Approximately 5×10⁴ LNCaP cells were plated on 60 mm dishes and cultured for 48 hours (about 70% confluence). Then, cells were infected with adenovirus and incubated for 12 hours. Cells were treated with 10 ng/ml of TNFα and incubated for another 12 hours (for annexin V labeling) or 48 hours (for cell cycle analysis). The cell culture medium containing floating cells was collected. Attached cells were rinsed with Ca²⁺- and Mg²⁺-free PBS and harvested after incubation with 2 mM EDTA in PBS for 10 minutes. Floating and attached cells were pooled and rinsed twice with PBS.

Cells were resuspended in 1× binding buffer and incubated with FITC-conjugated annexin V and propidium iodide (PI) for 15 minutes at room temperature in the dark using the FITC-annexin V apoptosis detection kit (BD Biosciences, San Diego, CA). The samples were immediately analyzed on a FACScalibur flow cytometer (Becton Dickinson Immunocytometry System, San Jose, CA) using the CellQuest Pro Software.

Cells were fixed with 70% ethanol and stained with PI (50 μg/ml) in the presence of RNAse A (100 U/ml). PI-stained cells were detected with the FL-2 photomultiplier of the FACScalibur flow cytometer. The percentage distribution of cells in the different phases of the cell cycle was determined. The fraction of apoptotic cells was quantified by analysis of the sub-G1 peak (sub-diploid cells) (Ormerod et al., 1992). Three independent experiments were performed for each assay.

LNCaP cells plated on six-well dishes were allowed to reach 70% confluence. Cells were infected with Ad-Control or Ad-Cx43. Twelve hours later, they were treated with 10 ng/ml of TNFα for different time intervals. Then, cells were harvested and lysed, and the protein concentrations were determined. Caspase 8 activity was assayed using a caspase 8 colorimetric activity assay kit (Chemicon, San Diego, CA, USA). Absorbance at 405 nm was measured using a microplate reader. In some experiments, TNFR neutralizing antibodies (10 μg/ml) were added 2 hours before treatment with TNFα.

Statistical significance for the intercellular transfer data was evaluated using Student's t-test. Cell viability and caspase 8 activity data were analyzed using Tukey-adjusted pairwise comparisons. Mixed effects models were constructed for all MTS assay and caspase 8 activity data. The models were reduced to ones of only main effects when the interaction term was not significant (P ⩾ 0.05). For the MTS data, all plotted values were normalized by dividing the raw value by the mean across all replications of no virus and no TNFα within each experiment. Standard errors of these ratios were computed using the delta method. For caspase 8 activity data, the A₄₀₅ values were compared. All data shown are the mean of at least three independent experiments.

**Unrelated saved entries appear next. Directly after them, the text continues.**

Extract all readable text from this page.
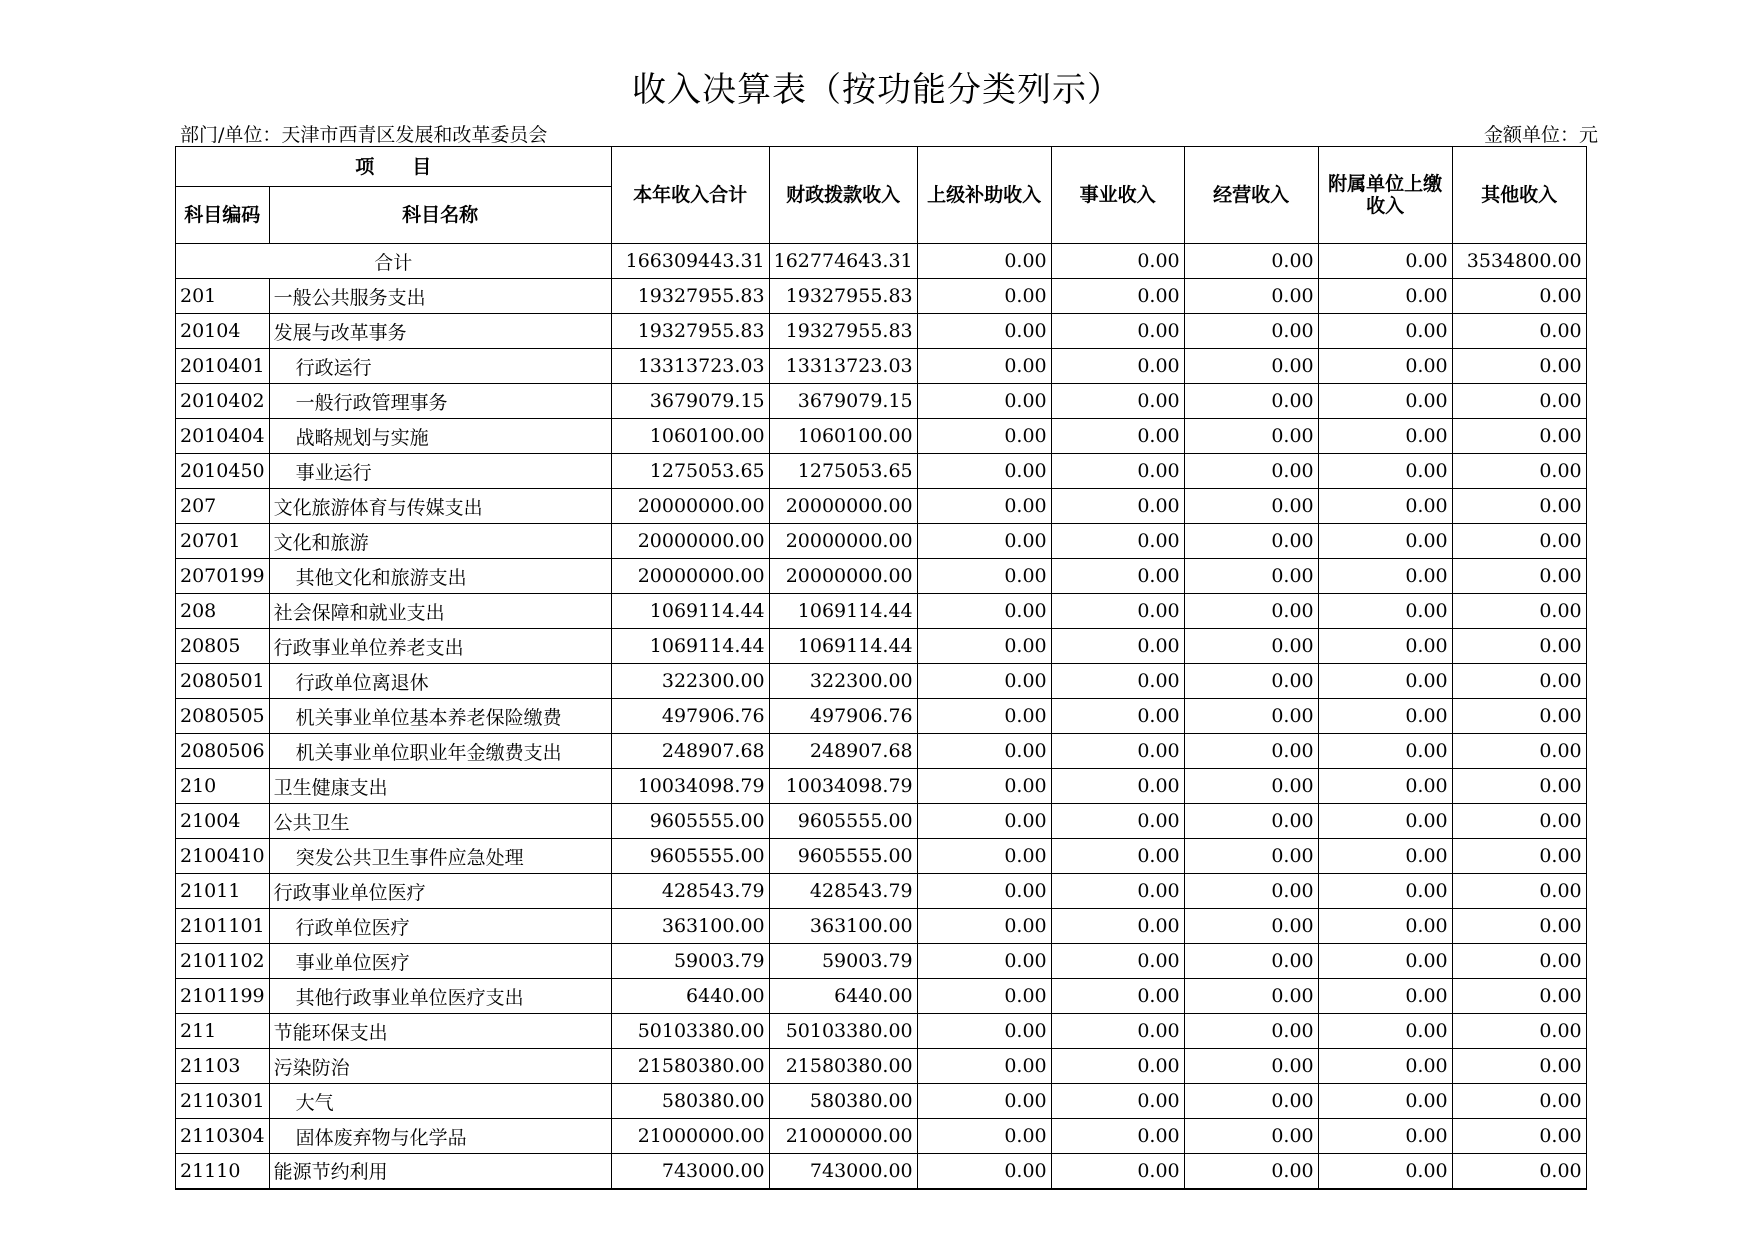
收入决算表（按功能分类列示）
部门/单位：天津市西青区发展和改革委员会	金额单位：元
项　　目		本年收入合计	财政拨款收入	上级补助收入	事业收入	经营收入	附属单位上缴收入	其他收入
科目编码	科目名称							
合计		166309443.31	162774643.31	0.00	0.00	0.00	0.00	3534800.00
201	一般公共服务支出	19327955.83	19327955.83	0.00	0.00	0.00	0.00	0.00
20104	发展与改革事务	19327955.83	19327955.83	0.00	0.00	0.00	0.00	0.00
2010401	行政运行	13313723.03	13313723.03	0.00	0.00	0.00	0.00	0.00
2010402	一般行政管理事务	3679079.15	3679079.15	0.00	0.00	0.00	0.00	0.00
2010404	战略规划与实施	1060100.00	1060100.00	0.00	0.00	0.00	0.00	0.00
2010450	事业运行	1275053.65	1275053.65	0.00	0.00	0.00	0.00	0.00
207	文化旅游体育与传媒支出	20000000.00	20000000.00	0.00	0.00	0.00	0.00	0.00
20701	文化和旅游	20000000.00	20000000.00	0.00	0.00	0.00	0.00	0.00
2070199	其他文化和旅游支出	20000000.00	20000000.00	0.00	0.00	0.00	0.00	0.00
208	社会保障和就业支出	1069114.44	1069114.44	0.00	0.00	0.00	0.00	0.00
20805	行政事业单位养老支出	1069114.44	1069114.44	0.00	0.00	0.00	0.00	0.00
2080501	行政单位离退休	322300.00	322300.00	0.00	0.00	0.00	0.00	0.00
2080505	机关事业单位基本养老保险缴费	497906.76	497906.76	0.00	0.00	0.00	0.00	0.00
2080506	机关事业单位职业年金缴费支出	248907.68	248907.68	0.00	0.00	0.00	0.00	0.00
210	卫生健康支出	10034098.79	10034098.79	0.00	0.00	0.00	0.00	0.00
21004	公共卫生	9605555.00	9605555.00	0.00	0.00	0.00	0.00	0.00
2100410	突发公共卫生事件应急处理	9605555.00	9605555.00	0.00	0.00	0.00	0.00	0.00
21011	行政事业单位医疗	428543.79	428543.79	0.00	0.00	0.00	0.00	0.00
2101101	行政单位医疗	363100.00	363100.00	0.00	0.00	0.00	0.00	0.00
2101102	事业单位医疗	59003.79	59003.79	0.00	0.00	0.00	0.00	0.00
2101199	其他行政事业单位医疗支出	6440.00	6440.00	0.00	0.00	0.00	0.00	0.00
211	节能环保支出	50103380.00	50103380.00	0.00	0.00	0.00	0.00	0.00
21103	污染防治	21580380.00	21580380.00	0.00	0.00	0.00	0.00	0.00
2110301	大气	580380.00	580380.00	0.00	0.00	0.00	0.00	0.00
2110304	固体废弃物与化学品	21000000.00	21000000.00	0.00	0.00	0.00	0.00	0.00
21110	能源节约利用	743000.00	743000.00	0.00	0.00	0.00	0.00	0.00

This work was supported by NIH grant HL59199 (to E.C.B.), a grant from the Children's Research Foundation (to M.W.), and the Bernice Meltzer Pediatric Cancer Research Fund. The authors are very grateful for the extensive assistance in the statistical analysis of data provided by Emily Kistner and Theodore Karrison of the Biostatistics Consulting Laboratory within the Department of Health Studies, supported by the University of Chicago Cancer Research Center.